Portada de Retaguardia Roja (Galaxia Gutenberg)
El libro recrea la dureza de aquellos meses de violencia, con episodios terribles en según qué pueblos. Relata muchos de gran violencia, a menudo en función de las circunstancias sociales y económicas de cada municipio. Aparecen multitud de nombres, lugares y fechas que adornan una narración de los acontecimientos ágil y llena de matices. En buena parte, el historiador solanero bebe de las fuentes orales, a veces denostadas y cada vez más valoradas. Aun cuando advierte de la prudencia con las que hay que recogerlas habida cuenta del sesgo que pueden tener, cree que “dan más frescura y ofrecen muchas claves”. “Mi vocación de historiador nació escuchando relatos en las tertulias veraniegas en la calle, oyendo a las señoras mayores”. Entre ellas, su misma madre.

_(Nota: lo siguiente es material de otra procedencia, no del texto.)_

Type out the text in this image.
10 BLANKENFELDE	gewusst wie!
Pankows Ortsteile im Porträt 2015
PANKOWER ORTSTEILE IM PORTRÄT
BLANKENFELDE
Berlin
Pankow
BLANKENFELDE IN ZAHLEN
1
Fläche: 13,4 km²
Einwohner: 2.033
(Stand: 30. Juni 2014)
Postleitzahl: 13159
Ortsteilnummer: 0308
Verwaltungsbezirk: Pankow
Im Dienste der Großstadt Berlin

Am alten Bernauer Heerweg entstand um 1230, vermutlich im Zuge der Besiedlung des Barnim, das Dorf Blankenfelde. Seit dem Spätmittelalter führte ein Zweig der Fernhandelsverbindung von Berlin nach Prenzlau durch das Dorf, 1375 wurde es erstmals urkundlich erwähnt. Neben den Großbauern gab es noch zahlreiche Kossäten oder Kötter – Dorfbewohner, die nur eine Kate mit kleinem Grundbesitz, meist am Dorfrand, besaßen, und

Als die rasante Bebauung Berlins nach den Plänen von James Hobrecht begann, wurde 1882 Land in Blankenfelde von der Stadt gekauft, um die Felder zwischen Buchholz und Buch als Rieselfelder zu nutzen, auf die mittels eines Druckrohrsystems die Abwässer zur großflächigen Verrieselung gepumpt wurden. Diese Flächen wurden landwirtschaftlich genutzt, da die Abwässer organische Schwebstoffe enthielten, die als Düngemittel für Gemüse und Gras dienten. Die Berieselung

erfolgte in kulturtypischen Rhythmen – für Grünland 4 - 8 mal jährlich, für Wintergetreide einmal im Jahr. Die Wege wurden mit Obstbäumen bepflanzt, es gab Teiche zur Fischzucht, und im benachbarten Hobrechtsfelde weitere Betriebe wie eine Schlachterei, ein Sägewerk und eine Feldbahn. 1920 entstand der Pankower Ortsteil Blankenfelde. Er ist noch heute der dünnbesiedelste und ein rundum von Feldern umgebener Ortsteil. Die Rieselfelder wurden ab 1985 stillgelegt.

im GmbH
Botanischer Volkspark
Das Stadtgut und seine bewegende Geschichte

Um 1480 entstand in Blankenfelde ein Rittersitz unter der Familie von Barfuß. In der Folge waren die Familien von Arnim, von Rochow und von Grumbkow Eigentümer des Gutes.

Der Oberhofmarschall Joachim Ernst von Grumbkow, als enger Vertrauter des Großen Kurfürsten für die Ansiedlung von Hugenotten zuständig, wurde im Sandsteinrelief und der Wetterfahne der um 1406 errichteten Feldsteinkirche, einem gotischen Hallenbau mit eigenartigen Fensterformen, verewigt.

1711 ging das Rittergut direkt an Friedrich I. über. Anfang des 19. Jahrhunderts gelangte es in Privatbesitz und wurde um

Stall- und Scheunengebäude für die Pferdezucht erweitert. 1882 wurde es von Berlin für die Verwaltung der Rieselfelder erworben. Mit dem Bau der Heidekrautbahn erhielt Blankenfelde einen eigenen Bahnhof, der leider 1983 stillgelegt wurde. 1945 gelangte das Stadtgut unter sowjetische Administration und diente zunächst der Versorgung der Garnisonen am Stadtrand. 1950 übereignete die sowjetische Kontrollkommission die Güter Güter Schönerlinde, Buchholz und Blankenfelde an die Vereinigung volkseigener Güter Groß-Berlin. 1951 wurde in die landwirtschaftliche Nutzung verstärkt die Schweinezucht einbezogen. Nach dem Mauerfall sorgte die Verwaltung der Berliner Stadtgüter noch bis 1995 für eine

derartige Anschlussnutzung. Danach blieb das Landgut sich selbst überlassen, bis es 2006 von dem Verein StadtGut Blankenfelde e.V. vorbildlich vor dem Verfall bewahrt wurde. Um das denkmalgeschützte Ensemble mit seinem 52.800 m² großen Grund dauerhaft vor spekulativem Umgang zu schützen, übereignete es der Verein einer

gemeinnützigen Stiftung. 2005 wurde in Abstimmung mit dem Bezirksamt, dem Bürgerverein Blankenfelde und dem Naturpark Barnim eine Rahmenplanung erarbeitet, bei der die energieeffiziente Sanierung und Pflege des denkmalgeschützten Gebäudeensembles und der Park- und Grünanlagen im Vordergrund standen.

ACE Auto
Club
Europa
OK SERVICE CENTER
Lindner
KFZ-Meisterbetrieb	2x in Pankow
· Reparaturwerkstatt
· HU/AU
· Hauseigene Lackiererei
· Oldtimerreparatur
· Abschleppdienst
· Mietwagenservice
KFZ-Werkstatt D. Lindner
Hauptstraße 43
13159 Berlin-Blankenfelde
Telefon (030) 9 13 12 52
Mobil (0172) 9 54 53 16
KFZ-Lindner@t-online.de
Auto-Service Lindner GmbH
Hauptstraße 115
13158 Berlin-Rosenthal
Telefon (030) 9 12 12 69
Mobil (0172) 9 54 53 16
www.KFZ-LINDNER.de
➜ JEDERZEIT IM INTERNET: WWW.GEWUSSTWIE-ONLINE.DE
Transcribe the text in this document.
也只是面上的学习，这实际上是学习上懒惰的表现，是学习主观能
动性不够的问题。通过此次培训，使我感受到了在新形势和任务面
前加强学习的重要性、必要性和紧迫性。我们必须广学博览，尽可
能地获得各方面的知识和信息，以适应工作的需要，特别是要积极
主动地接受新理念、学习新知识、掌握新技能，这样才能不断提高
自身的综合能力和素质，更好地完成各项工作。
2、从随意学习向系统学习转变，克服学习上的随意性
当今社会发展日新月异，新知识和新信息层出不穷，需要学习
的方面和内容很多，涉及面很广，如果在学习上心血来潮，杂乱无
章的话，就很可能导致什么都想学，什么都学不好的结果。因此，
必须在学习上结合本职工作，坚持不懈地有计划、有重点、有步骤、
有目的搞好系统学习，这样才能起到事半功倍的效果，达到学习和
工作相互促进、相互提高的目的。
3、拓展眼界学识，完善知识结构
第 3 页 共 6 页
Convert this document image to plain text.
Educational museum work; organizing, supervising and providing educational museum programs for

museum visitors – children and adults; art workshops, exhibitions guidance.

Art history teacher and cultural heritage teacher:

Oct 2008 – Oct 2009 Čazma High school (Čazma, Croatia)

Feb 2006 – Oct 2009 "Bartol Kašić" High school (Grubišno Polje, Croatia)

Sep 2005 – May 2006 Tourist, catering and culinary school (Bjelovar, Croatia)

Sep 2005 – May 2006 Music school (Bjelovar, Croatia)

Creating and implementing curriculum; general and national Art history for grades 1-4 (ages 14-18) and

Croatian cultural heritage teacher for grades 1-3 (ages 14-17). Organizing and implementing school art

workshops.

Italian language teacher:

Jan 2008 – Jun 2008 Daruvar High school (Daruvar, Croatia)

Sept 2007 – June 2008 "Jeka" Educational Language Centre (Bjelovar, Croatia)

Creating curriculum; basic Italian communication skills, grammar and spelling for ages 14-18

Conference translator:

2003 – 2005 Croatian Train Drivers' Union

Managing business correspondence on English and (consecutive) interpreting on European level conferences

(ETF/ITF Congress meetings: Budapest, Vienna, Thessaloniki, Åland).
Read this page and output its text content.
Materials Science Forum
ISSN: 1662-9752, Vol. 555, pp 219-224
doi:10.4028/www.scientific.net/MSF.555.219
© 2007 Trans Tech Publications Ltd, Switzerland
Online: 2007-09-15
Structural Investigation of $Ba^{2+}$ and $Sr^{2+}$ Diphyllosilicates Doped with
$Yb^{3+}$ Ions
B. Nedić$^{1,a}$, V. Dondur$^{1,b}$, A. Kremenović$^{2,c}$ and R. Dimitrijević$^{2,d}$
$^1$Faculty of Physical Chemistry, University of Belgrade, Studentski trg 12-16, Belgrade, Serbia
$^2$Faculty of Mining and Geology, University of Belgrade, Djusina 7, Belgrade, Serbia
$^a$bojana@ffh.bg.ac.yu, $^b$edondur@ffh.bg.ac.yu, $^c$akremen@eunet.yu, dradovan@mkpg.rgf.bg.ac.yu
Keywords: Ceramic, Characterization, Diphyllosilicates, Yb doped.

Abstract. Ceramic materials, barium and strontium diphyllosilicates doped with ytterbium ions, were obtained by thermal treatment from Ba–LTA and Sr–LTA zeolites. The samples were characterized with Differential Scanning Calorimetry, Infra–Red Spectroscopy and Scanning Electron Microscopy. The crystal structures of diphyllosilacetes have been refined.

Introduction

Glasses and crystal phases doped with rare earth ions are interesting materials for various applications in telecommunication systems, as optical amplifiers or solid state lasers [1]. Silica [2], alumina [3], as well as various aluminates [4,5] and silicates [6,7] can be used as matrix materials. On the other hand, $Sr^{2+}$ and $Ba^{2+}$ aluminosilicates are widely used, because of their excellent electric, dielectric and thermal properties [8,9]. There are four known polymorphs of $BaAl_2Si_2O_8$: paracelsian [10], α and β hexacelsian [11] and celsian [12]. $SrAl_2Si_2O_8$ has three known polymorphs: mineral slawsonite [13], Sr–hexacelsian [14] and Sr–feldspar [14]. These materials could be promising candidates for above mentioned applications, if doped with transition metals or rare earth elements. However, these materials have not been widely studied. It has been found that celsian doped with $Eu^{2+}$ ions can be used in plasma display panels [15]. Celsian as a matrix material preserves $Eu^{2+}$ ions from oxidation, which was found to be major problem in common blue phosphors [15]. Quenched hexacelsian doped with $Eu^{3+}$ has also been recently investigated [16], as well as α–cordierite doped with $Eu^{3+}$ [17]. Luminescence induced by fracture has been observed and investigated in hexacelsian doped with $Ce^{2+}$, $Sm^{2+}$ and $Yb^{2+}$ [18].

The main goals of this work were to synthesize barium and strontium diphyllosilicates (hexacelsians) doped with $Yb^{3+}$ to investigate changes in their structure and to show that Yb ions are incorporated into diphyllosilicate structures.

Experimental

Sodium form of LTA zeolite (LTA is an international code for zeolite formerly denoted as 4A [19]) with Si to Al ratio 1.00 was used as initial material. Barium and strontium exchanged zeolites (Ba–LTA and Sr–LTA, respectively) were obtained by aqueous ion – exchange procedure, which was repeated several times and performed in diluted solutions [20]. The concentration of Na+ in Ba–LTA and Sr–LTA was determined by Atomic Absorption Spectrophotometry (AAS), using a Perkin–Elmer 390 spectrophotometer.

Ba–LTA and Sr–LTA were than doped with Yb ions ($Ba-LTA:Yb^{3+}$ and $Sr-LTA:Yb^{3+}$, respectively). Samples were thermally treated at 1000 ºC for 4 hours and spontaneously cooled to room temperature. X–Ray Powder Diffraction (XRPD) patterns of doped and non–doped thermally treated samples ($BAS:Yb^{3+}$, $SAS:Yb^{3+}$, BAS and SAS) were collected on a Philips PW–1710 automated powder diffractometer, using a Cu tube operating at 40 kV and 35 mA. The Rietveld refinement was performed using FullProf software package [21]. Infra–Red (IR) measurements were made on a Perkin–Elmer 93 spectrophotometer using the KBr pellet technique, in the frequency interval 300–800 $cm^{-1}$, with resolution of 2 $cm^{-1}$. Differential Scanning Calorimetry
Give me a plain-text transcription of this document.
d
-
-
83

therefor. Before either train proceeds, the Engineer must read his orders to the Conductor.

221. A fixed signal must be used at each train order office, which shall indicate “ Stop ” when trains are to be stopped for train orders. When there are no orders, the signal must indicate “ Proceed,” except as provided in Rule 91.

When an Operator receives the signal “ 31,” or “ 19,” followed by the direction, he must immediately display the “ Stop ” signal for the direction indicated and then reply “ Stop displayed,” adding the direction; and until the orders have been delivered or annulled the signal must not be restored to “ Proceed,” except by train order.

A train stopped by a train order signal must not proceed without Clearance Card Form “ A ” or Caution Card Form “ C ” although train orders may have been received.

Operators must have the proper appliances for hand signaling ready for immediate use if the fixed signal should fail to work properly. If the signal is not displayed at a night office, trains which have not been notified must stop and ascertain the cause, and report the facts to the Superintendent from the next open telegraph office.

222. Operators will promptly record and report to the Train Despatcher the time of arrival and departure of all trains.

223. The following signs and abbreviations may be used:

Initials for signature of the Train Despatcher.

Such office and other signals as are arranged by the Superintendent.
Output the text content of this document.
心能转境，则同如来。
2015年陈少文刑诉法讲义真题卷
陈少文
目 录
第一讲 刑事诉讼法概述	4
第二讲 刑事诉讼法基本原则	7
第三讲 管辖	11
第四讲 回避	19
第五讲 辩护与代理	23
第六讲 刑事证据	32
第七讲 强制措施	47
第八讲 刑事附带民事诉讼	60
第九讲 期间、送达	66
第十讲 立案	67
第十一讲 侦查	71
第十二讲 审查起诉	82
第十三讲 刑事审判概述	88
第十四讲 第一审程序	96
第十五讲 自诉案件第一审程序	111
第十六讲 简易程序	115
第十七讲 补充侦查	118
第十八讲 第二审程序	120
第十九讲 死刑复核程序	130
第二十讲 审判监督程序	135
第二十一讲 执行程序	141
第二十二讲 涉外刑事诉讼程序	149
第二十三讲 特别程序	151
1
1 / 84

Confiesa que ‘su’ título era La Mancha de sangre, un original juego de palabras que fotografiaba muy bien el resumen de los acontecimientos descritos. Razones editoriales lo impidieron y es plenamente consciente de la confusión que puede crear la palabra ‘roja’, aunque prefiere restarle importancia y recordar que, a la postre, “el rojo es el color de la revolución, que es lo que cuento”.
El flamante Premio Nacional de Historia siente un sano orgullo. Ha conseguido el aplauso del mundo académico, aunque –parafraseándolo- no deja de ser un microcosmos. Quizás le interesa más el gran cosmos que forman los lectores de a pie, ese hombre-masa del que hablaba Ortega en el La rebelión de las masas. Es bueno que todos aprendan qué pasó, para que no pase más.
En todo caso, insiste: “No quiero hacer de juez, solo jerarquizo los acontecimientos”. Se lo dijo muy claro una de sus entrevistadas de La Solana, una mujer de derechas: “si Franco no se levanta, a mi padre no lo matan”.